In many areas of Europe and North America, areas of high biodiversity exist as fragments of formerly larger areas within a matrix of intensive agriculture. The theoretical background to the problems of isolation and poor connectivity, and the availability in the form of AES of a mechanism to alter matrix habitats over vast areas, suggests a number of practical applications. We identify three interrelated pandemic threats to biodiversity, likely to be particularly severe in intensively managed, monocultural and poorly connected agricultural landscapes (Roschewitz, Thies & Tscharntke 2005), to which the widespread but carefully targeted deployment of AES could offer at least partial solutions.

Habitat loss, fragmentation and reduced network coherence

Fragmentation effects have been identified in habitat islands in agricultural matrices in Europe and North America (Nupp & Swihart 2000; Jacquemyn, Butaye & Hermy 2003). AES that improve matrix quality by ‘softening’ agriculture could play an important role in reducing fragmentation effects in isolated habitat patches, and represent the most viable delivery mechanism for landscape-scale ecological restoration (Smallshire, Robertson & Thompson 2004; Vickery et al. 2004). For example, the models of Sutcliffe et al. (2003) of movement between habitat patches by butterflies across a farmland matrix suggested that restoring field margins to grassy banks (an option already available in a number of AES) would lead to increased rates of interpatch movement. Protected area networks, and other sites of key importance to biodiversity (such as BirdLife International's Important Bird Areas; BirdLife International 2004), can be viewed as very large islands in a mixed matrix. Even at such large spatial scales, improving the matrix can have demonstrable effects. For example, a study of large predatory mammals in North American parks concluded that if matrix quality were to decline, the area of the parks would need to increase greatly if populations were to persist (Carroll et al. 2004). Simulation models suggest that improving the quality of the matrix can offset the increased extinction risk caused by losses of island habitat of up to 60% (Fahrig 2001). While a number of studies have been designed to compare permeability of structurally very different matrix types (Lindenmayer et al. 2001), we are not aware of any that compare agricultural matrices of differing intensity (although see Gray, Smith & Layva 2004; Fischer et al. 2005).
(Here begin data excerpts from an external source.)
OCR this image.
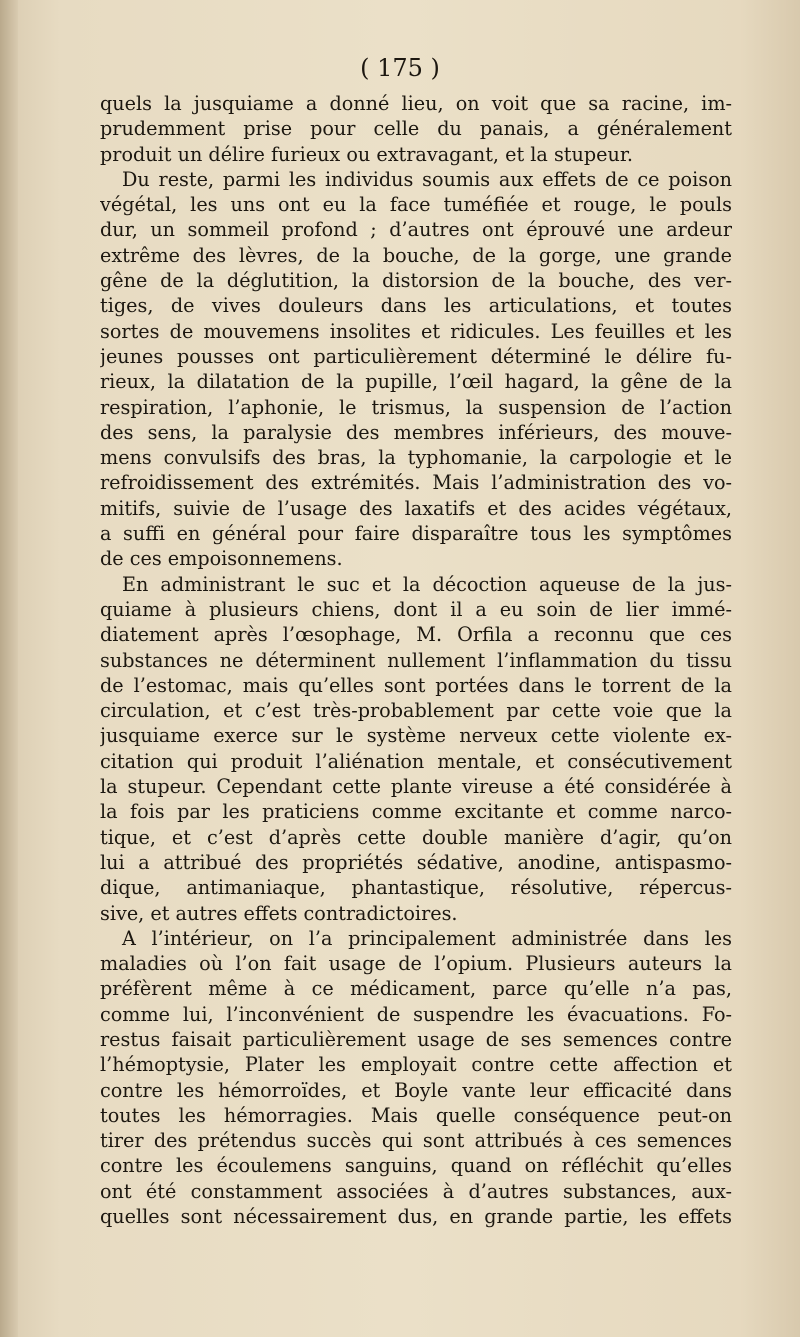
( 175 )
quels la jusquiame a donné lieu, on voit que sa racine, im-
prudemment prise pour celle du panais, a généralement
produit un délire furieux ou extravagant, et la stupeur.
Du reste, parmi les individus soumis aux effets de ce poison
végétal, les uns ont eu la face tuméfiée et rouge, le pouls
dur, un sommeil profond ; d’autres ont éprouvé une ardeur
extrême des lèvres, de la bouche, de la gorge, une grande
gêne de la déglutition, la distorsion de la bouche, des ver-
tiges, de vives douleurs dans les articulations, et toutes
sortes de mouvemens insolites et ridicules. Les feuilles et les
jeunes pousses ont particulièrement déterminé le délire fu-
rieux, la dilatation de la pupille, l’œil hagard, la gêne de la
respiration, l’aphonie, le trismus, la suspension de l’action
des sens, la paralysie des membres inférieurs, des mouve-
mens convulsifs des bras, la typhomanie, la carpologie et le
refroidissement des extrémités. Mais l’administration des vo-
mitifs, suivie de l’usage des laxatifs et des acides végétaux,
a suffi en général pour faire disparaître tous les symptômes
de ces empoisonnemens.
En administrant le suc et la décoction aqueuse de la jus-
quiame à plusieurs chiens, dont il a eu soin de lier immé-
diatement après l’œsophage, M. Orfila a reconnu que ces
substances ne déterminent nullement l’inflammation du tissu
de l’estomac, mais qu’elles sont portées dans le torrent de la
circulation, et c’est très-probablement par cette voie que la
jusquiame exerce sur le système nerveux cette violente ex-
citation qui produit l’aliénation mentale, et consécutivement
la stupeur. Cependant cette plante vireuse a été considérée à
la fois par les praticiens comme excitante et comme narco-
tique, et c’est d’après cette double manière d’agir, qu’on
lui a attribué des propriétés sédative, anodine, antispasmo-
dique, antimaniaque, phantastique, résolutive, répercus-
sive, et autres effets contradictoires.
A l’intérieur, on l’a principalement administrée dans les
maladies où l’on fait usage de l’opium. Plusieurs auteurs la
préfèrent même à ce médicament, parce qu’elle n’a pas,
comme lui, l’inconvénient de suspendre les évacuations. Fo-
restus faisait particulièrement usage de ses semences contre
l’hémoptysie, Plater les employait contre cette affection et
contre les hémorroïdes, et Boyle vante leur efficacité dans
toutes les hémorragies. Mais quelle conséquence peut-on
tirer des prétendus succès qui sont attribués à ces semences
contre les écoulemens sanguins, quand on réfléchit qu’elles
ont été constamment associées à d’autres substances, aux-
quelles sont nécessairement dus, en grande partie, les effets
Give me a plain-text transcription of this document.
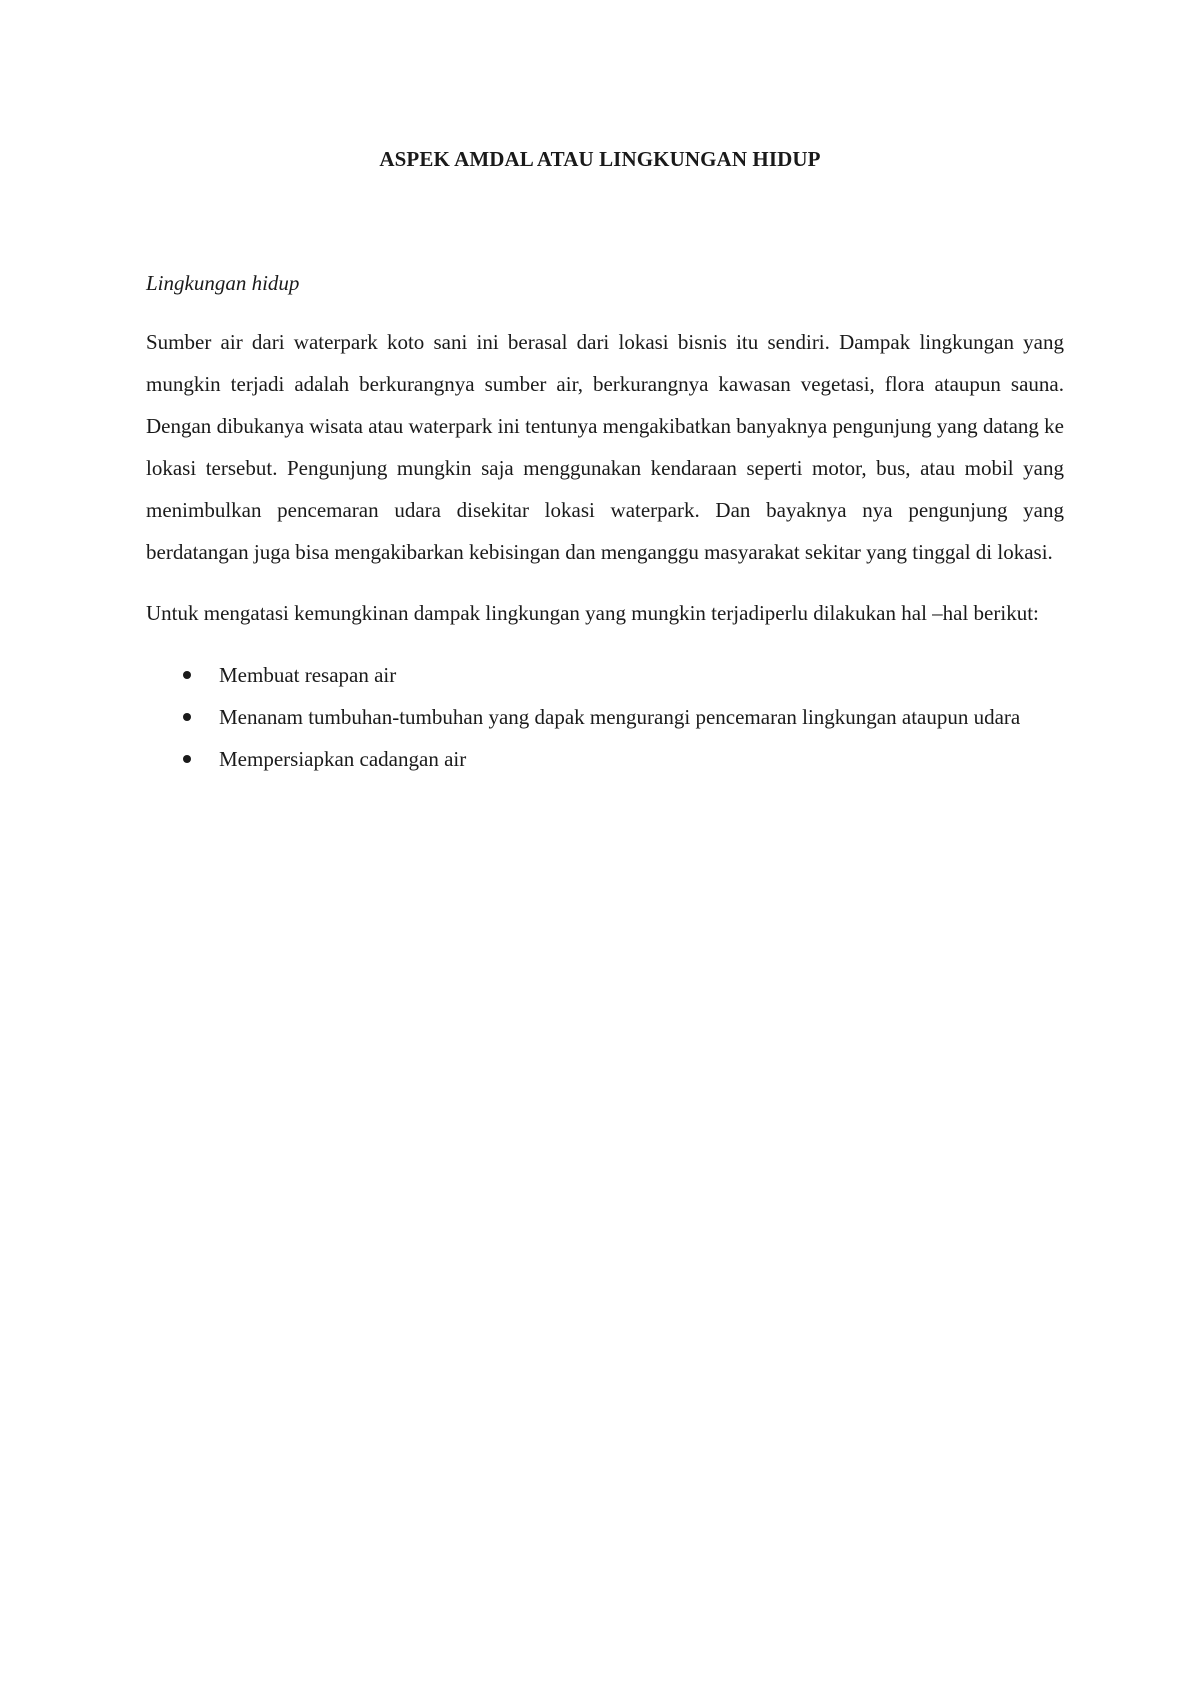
ASPEK AMDAL ATAU LINGKUNGAN HIDUP

Lingkungan hidup

Sumber air dari waterpark koto sani ini berasal dari lokasi bisnis itu sendiri. Dampak lingkungan yang mungkin terjadi adalah berkurangnya sumber air, berkurangnya kawasan vegetasi, flora ataupun sauna. Dengan dibukanya wisata atau waterpark ini tentunya mengakibatkan banyaknya pengunjung yang datang ke lokasi tersebut. Pengunjung mungkin saja menggunakan kendaraan seperti motor, bus, atau mobil yang menimbulkan pencemaran udara disekitar lokasi waterpark. Dan bayaknya nya pengunjung yang berdatangan juga bisa mengakibarkan kebisingan dan menganggu masyarakat sekitar yang tinggal di lokasi.

Untuk mengatasi kemungkinan dampak lingkungan yang mungkin terjadiperlu dilakukan hal –hal berikut:

Membuat resapan air
Menanam tumbuhan-tumbuhan yang dapak mengurangi pencemaran lingkungan ataupun udara
Mempersiapkan cadangan air
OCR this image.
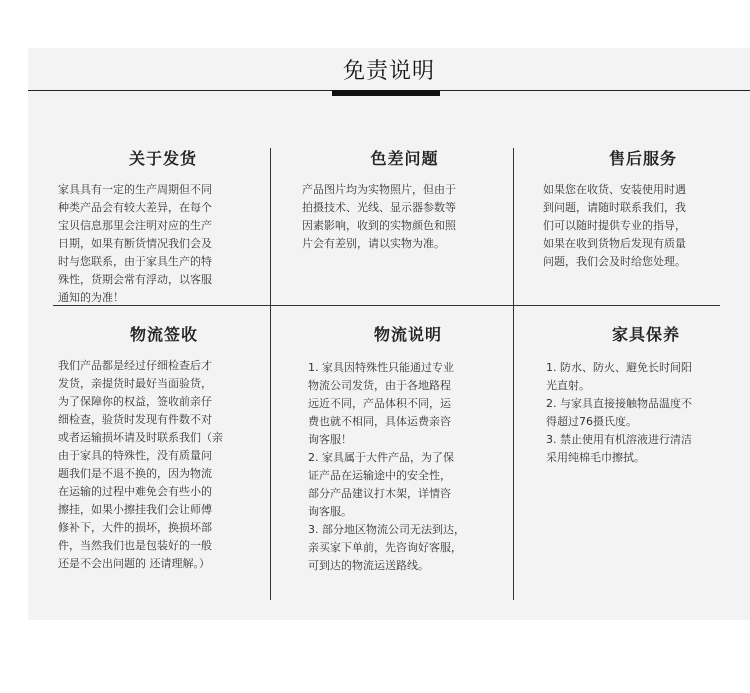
免责说明
关于发货

家具具有一定的生产周期但不同
种类产品会有较大差异，在每个
宝贝信息那里会注明对应的生产
日期，如果有断货情况我们会及
时与您联系，由于家具生产的特
殊性，货期会常有浮动，以客服
通知的为准！

色差问题

产品图片均为实物照片，但由于
拍摄技术、光线、显示器参数等
因素影响，收到的实物颜色和照
片会有差别，请以实物为准。

售后服务

如果您在收货、安装使用时遇
到问题，请随时联系我们，我
们可以随时提供专业的指导，
如果在收到货物后发现有质量
问题，我们会及时给您处理。

物流签收

我们产品都是经过仔细检查后才
发货，亲提货时最好当面验货，
为了保障你的权益，签收前亲仔
细检查，验货时发现有件数不对
或者运输损坏请及时联系我们（亲
由于家具的特殊性，没有质量问
题我们是不退不换的，因为物流
在运输的过程中难免会有些小的
擦挂，如果小擦挂我们会让师傅
修补下，大件的损坏，换损坏部
件，当然我们也是包装好的一般
还是不会出问题的 还请理解。）

物流说明

1. 家具因特殊性只能通过专业
物流公司发货，由于各地路程
远近不同，产品体积不同，运
费也就不相同，具体运费亲咨
询客服！
2. 家具属于大件产品，为了保
证产品在运输途中的安全性，
部分产品建议打木架，详情咨
询客服。
3. 部分地区物流公司无法到达，
亲买家下单前，先咨询好客服，
可到达的物流运送路线。

家具保养

1. 防水、防火、避免长时间阳
光直射。
2. 与家具直接接触物品温度不
得超过76摄氏度。
3. 禁止使用有机溶液进行清洁
采用纯棉毛巾擦拭。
Little consideration has been given to the existing distribution of non-farmed habitats in the design, implementation and monitoring of AES. However, AES provide a number of resources that might soften intensive agricultural matrices (Table 1). Greater awareness and further research might lead to the development of an integrated strategy whereby the design and implementation of AES consider not only the benefits to agricultural ecosystems but also the less visible and tractable benefits to off-farm wildlife. The Ecological Main Structure (Ecologische Hoofdstructuur; EHS) initiative in the Netherlands has already started to link isolated wildlife habitats together by reducing the intensity of the agricultural matrix that connects them.

The groups that benefit most from matrix restoration are likely to be those with intermediate powers of dispersal, such as reptiles, amphibia, mammals and some invertebrates (Berger 2004; Burel et al. 2004; Driscoll 2004; Berry et al. 2005). Organisms with very low rates of dispersal, such as some invertebrates, plants and trees, may not benefit from an enhanced matrix that has the high temporal heterogeneity of land under agricultural management (Baudry et al. 2003; Matlack & Monde 2004). Some characteristics of species likely to benefit most from matrix restoration are listed in Table 2. Even species incapable of entering matrix habitats stand to benefit from the enhanced biodiversity within habitat islands that matrix restoration is likely to bring.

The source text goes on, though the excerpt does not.